# Singer "Heavy Duty" 4411 Model - Please Help!



## Kgrindle

My new Singer has stopped raising the bobbin thread and I've only used the machine for a couple of days. It was working fine, with no signs of damage. When attempting to sew yesterday I noticed the upper thread continues to move up and down and makes a loop without grabbing the bobbin thread. I'm not sure what's causing the problem.

If anyone has experience with this could you please let me know if this is a serious problem or if I'm overlooking something simple?

Thanks in advance!


----------



## SABL

Have you checked the troubleshooting guide in your owner's manual?? It has been years since a sewing machine has been used in my household.....:laugh:. Bobbins do not hold a great amount of thread......have you checked to see if it is empty?? I think a little 'tail' of thread must stick out of the bobbin in order for the mechanism to pick it up and insert it into the loop created in the upper thread.
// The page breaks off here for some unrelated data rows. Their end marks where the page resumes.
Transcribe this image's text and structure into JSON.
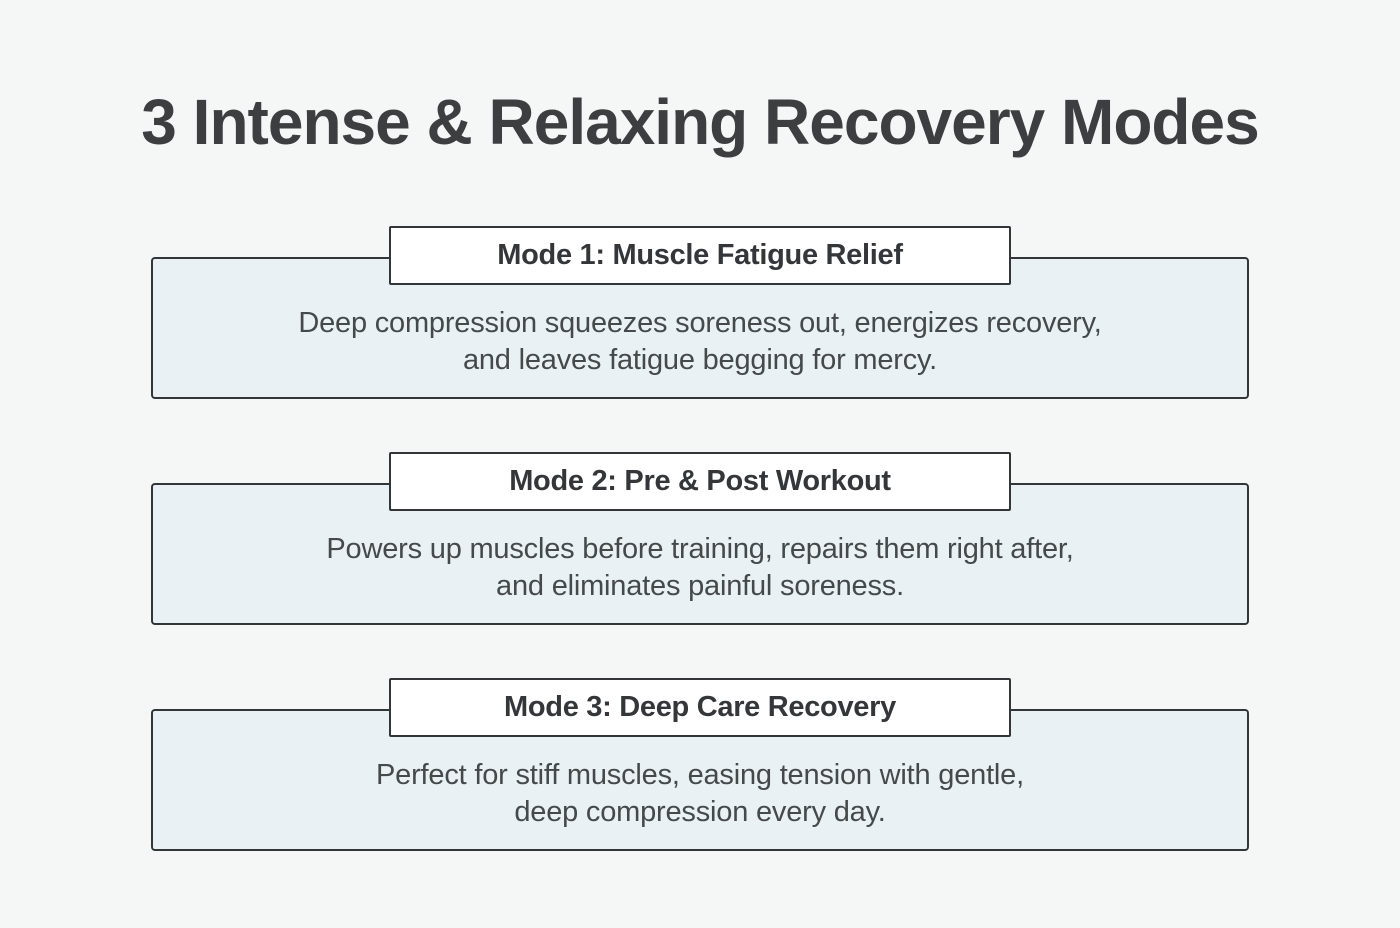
{
  "page": {
    "title": "3 Intense & Relaxing Recovery Modes",
    "background_color": "#f5f6f6",
    "card_background_color": "#e9f1f5",
    "border_color": "#333638",
    "title_color": "#3d3e40",
    "body_text_color": "#46494b"
  },
  "modes": [
    {
      "title": "Mode 1: Muscle Fatigue Relief",
      "description_line1": "Deep compression squeezes soreness out, energizes recovery,",
      "description_line2": "and leaves fatigue begging for mercy."
    },
    {
      "title": "Mode 2: Pre & Post Workout",
      "description_line1": "Powers up muscles before training, repairs them right after,",
      "description_line2": "and eliminates painful soreness."
    },
    {
      "title": "Mode 3: Deep Care Recovery",
      "description_line1": "Perfect for stiff muscles, easing tension with gentle,",
      "description_line2": "deep compression every day."
    }
  ]
}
Perhaps thread tension is not enough??


----------



## WereBo

Hi Kgrindle and welcome to TSF :wave:

According to Mrs WereBo (an avid textile-crafter :wink it's a problem with the threading of the lower bobbin. You'll need to remove it, remove any loose threads then replace the bobbin, whilst checking that the cotton is correctly threaded through the guide. The thread on the bobbin needs to run against, not with the flow. This is to allow the 'catch' to make the stitch.

I hope this makes sense to you, it's gobbledegook to me... :grin:


----------